Горький испугался, пошел на попятный и о богоискательстве ответил, что сам не может понять, как у него «проскользнуло» слово «на время»; но насчет богостроительства еще что-то «сюсюкал», — надо было и ограждать свою независимость: сам тоже мыслитель.

Судя по тому немногому, что известно об Инессе Арманд, можно предположить, что она без удовольствия слушала и о «труположестве», и о многом другом. Вероятно, лишь вздыхала, по своему обыкновению. «Жалеете, грустите, вздыхаете — и только», — писал ей как-то Ленин.
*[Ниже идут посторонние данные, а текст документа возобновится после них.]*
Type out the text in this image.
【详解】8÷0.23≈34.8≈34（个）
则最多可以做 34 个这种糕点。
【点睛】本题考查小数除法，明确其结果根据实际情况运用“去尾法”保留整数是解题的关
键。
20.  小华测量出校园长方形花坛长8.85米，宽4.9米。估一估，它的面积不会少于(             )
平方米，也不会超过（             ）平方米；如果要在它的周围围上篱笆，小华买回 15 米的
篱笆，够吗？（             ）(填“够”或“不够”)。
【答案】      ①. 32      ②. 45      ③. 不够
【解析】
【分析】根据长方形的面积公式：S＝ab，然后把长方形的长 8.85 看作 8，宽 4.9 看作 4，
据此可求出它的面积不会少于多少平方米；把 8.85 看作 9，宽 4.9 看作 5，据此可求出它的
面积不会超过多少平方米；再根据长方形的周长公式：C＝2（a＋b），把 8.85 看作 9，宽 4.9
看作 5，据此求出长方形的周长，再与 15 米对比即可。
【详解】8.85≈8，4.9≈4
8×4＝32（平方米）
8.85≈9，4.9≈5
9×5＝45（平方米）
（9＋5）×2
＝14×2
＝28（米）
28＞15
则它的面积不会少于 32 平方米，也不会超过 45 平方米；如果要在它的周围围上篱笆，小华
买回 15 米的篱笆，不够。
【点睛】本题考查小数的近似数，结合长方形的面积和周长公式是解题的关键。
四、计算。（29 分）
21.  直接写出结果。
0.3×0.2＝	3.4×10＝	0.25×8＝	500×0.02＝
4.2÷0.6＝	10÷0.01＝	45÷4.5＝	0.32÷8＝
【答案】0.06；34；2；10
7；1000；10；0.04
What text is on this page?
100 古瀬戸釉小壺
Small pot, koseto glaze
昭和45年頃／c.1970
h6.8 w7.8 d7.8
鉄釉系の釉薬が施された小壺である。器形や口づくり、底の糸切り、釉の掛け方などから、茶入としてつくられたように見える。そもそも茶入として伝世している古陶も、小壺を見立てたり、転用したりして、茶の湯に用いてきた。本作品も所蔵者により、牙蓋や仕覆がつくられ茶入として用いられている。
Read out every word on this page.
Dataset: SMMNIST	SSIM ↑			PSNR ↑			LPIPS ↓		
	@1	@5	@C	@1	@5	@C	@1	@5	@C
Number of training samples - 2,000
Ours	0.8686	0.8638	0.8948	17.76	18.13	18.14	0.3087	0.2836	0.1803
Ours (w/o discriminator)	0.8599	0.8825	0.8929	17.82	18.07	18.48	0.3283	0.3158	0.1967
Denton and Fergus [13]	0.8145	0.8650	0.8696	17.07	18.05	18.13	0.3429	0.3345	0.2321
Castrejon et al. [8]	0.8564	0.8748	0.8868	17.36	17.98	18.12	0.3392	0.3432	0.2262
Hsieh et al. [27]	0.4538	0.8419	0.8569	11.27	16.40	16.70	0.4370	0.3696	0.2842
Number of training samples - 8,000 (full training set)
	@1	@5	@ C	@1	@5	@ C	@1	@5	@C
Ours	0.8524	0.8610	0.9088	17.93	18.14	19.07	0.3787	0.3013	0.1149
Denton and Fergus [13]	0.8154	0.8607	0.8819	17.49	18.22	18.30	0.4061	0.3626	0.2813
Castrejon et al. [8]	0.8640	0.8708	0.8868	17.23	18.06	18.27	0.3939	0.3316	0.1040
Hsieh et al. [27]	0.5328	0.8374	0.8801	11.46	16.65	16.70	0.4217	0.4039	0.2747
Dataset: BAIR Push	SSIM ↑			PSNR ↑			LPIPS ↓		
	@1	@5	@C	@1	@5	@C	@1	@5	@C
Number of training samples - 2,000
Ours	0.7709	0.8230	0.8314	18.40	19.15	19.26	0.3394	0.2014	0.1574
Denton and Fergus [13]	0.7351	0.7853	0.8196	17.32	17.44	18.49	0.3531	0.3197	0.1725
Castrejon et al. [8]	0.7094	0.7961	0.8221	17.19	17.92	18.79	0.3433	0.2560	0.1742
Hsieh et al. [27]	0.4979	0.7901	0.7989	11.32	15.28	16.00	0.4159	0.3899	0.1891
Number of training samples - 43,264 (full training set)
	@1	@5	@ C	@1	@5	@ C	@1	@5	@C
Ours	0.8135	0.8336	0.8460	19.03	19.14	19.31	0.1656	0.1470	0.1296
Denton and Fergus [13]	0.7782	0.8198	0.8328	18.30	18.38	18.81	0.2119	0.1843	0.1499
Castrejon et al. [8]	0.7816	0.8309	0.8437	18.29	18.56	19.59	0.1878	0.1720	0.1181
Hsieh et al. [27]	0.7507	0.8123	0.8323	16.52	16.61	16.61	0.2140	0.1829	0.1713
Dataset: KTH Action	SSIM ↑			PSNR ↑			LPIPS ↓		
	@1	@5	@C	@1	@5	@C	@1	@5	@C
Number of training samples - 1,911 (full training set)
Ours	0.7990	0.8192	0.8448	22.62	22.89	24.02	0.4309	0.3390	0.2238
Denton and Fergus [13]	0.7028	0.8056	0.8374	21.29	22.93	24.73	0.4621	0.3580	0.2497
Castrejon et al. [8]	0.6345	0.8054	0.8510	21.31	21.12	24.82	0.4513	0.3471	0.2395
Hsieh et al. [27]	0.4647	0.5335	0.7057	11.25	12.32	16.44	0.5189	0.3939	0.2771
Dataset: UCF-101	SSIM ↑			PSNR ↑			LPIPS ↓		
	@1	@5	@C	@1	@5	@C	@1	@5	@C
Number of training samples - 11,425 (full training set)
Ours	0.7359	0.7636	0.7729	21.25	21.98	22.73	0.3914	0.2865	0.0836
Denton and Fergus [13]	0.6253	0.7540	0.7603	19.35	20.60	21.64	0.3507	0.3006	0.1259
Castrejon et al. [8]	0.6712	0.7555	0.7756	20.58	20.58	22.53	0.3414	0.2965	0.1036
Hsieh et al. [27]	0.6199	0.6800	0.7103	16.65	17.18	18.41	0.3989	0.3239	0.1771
Он часто ей объяснял ее ошибки, — одной Инессе объяснял мягко, то есть без грубейшей брани. Она была неглупа, не боялась с ним спорить и порою удачно ему возражала, отмечала его логические противоречия. Старалась думать своим умом. Это его изумляло. «Люди, большей частью (99% из буржуазии, 98% из ликвидаторов, 60—70% из большевиков) не умеют думать, а только заучивают слова», — писал он. Иногда давал ей и ответственные поручения: «Я уверен, что ты из числа тех людей, кои развертываются, крепнут, становятся сильнее и смелее, когда они одни на ответственном посту, — и посему упорно не верю пессимистам, т.е. говорящим, что ты… едва ли… Вздор и вздор! Не верю! Превосходно ты сладишь!» Люди, говорившие «что ты… едва ли…» были наверное глупее Инессы Арманд. В спорах с ним она порою даже осмеливалась нападать на Энгельса. Хуже этого могли бы быть только нападки на самого Маркса. Но ей сходило и это.

На близкую революцию он не очень надеялся. Балканская война, особенно вопрос об Албании, вызвавший обострение в отношениях между Россией и Австро-Венгрией, подали было ему надежду, однако, лишь слабую. — «Война Австрии с Россией», — писал он тому же Горькому, — «была бы очень полезной для революции (во всей восточной Европе) штукой, но мало вероятия, чтобы Франц-Иосиф и Николаша доставили нам сие удовольствие».